Un autre symptôme de l’économie de dette est que l’on doit consacrer plus de temps à gérer son patrimoine et anticiper l’inflation, et moins de temps à des activités productives. Si on ne le fait pas soi-même, on peut le sous-traiter à une société spécialisée. Il n’est donc pas surprenant d’assister à une croissance aussi importante des sociétés de gestion de fonds, qui perçoivent des management fees élevés (cf. remarques d’Aglietta sur la finance hypertrophiée).
(P.S. si quelqu’un a une bonne référence sur la notion d’économie de dette, je suis preneur, merci! dédicace spéciale à éconoclaste-Alexandre )
Voici quelques autres symptômes d’une économie de dette qui me viennent à l’esprit :
- elle déresponsabilise les acteurs, car en cas de pertes, c’est le créancier (ou le contribuable) qui paie;
- elle est fragile, car au moindre choc l’effet domino propage l’onde de choc à beaucoup d’acteurs;
- elle menace les contrats privés, car lors d’une faillite c’est le liquidateur judiciaire qui solde les contrat, et la volonté initiale des parties cède la place au pouvoir judiciaire (ou exécutif…).
Real dit :
@ Gu Si Fang
votre explication via le concept d’economie de la dette me semble tres feconde.
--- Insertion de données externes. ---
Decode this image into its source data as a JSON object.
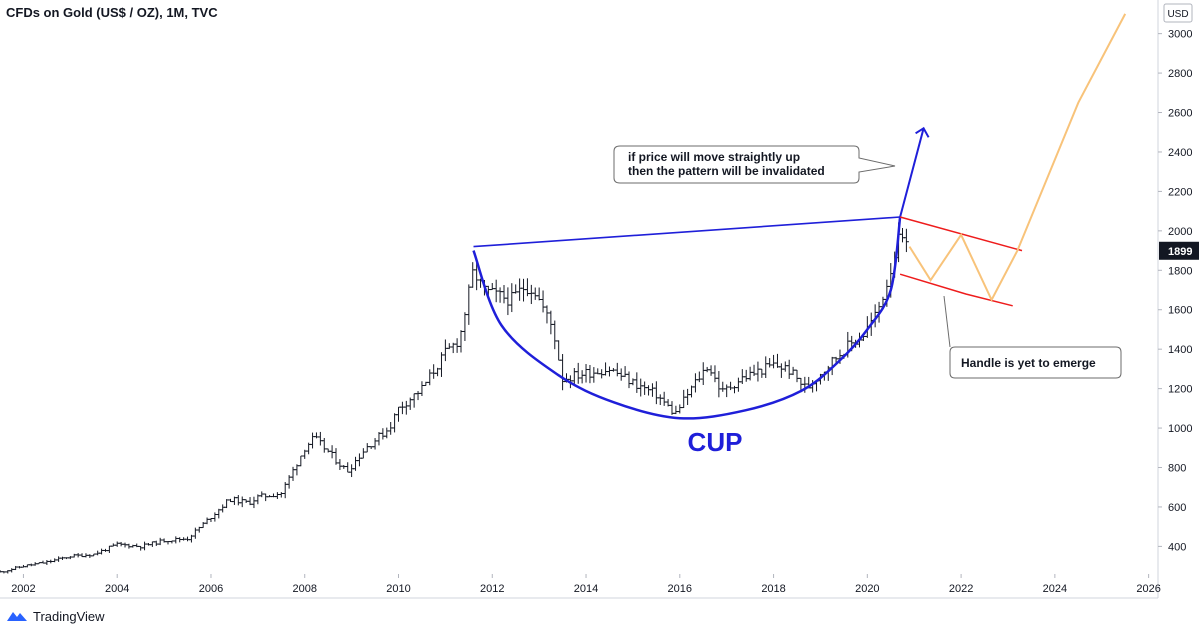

Une telle economie ne peut me semble t-il fonctionner durablement que si le taux de rendement des actifs est superieur au taux d’interet . Je me souviens de mes lectures dans une autre vie sur le taux d’interet naturel de Wicksell et des desordres en matiere de creation monetaire qui s’en suivaient lorsque le taux d’interet effectif passait sous le taux naturel. Les banques centrales ,en etant en grande partie responsables du niveau general des taux d’interet, jouent un role tres perturbateur. je ne sais pas si cette analyse a eu des developpements modernes mais son application a la crise actuelle est tres eclairante.
@ Real
Je n’ai lu que des commentaires sur Wicksell et pas la source, mais je sais que c’est lui qui a développé cette idée que la manipulation du taux d’intérêt monétaire était néfaste. Si le taux monétaire s’écarte du taux naturel, le signal “prix du temps” est bruité et les acteurs se trompent dans leurs calculs économiques.
La principale objection est celle des anticipations rationnelles. Tout le monde sait que les B.C. ont une politique monétaire expansionniste, et on peut donc se protéger en intégrant une prime d’inflation dans les contrats de prêt. Mais cette objection est insuffisante, car même si on essaie consciemment de hedger contre les décisions des B.C. il n’y a pas moyen de le faire parfaitement puisqu’elles sont discrétionnaires. On peut donc réduire les effets mais on ne peut jamais les annuler complètement. De plus, ce travail d’anticipation a un coût (les salaires des “Fed watchers” sont un exemple), il ne faut pas l’oublier!
Il y a un deuxième argument qui n’avait pas été vu par Wicksell. Avec une expansion monétaire constante et prévisible (par exemple 4% à la Friedman), tout le monde pourrait en théorie anticiper et se protéger parfaitement contre l’inflation. Mais même dans ce cas “idéal” il subsisterait un autre effet qui, lui, ne peut pas être éliminé. C’est ce qu’on appelle l’effet Cantillon ou effet d’injection : la création monétaire n’est pas distribuée de façon homogène (génie pour Hume, hélicoptère pour Friedman). Certains reçoivent la nouvelle monnaie en premier, et d’autres en dernier une fois qu’elle a passé de main en main. Or les premiers et les derniers n’ont pas les mêmes préférences, et il en résulte une distorsion de la demande, des variations de prix relatifs, ainsi qu’une redistribution de richesses opaque et aléatoire.
Au final, mon sentiment est que :
- les anticipations ne sont pas très bonnes : l’inflation constatée ex post a été généralement supérieure aux anticipations ex ante, et les acteurs économiques ne hedgent pas si bien que ça;
- les variations de prix relatifs conduisent entre autres à des hausses qui se transforment en bulles dans l’immobilier ou les commodités, ainsi qu’à des profits et des salaires très élevés dans la finance;
- à long terme, ceci n’est pas soutenable, d’autant que le levier augmente sans cesse (par définition) et que le secteur financier est de plus en plus fragile.
NB : J’emploie le terme “economie de dette” que j’ai du lire quelque part, parce qu’il me semble correspondre à ce qui est décrit. Je ne sais pas ce qu’il désigne habituellement. Si quelqu’un a une référence, merci de la partager!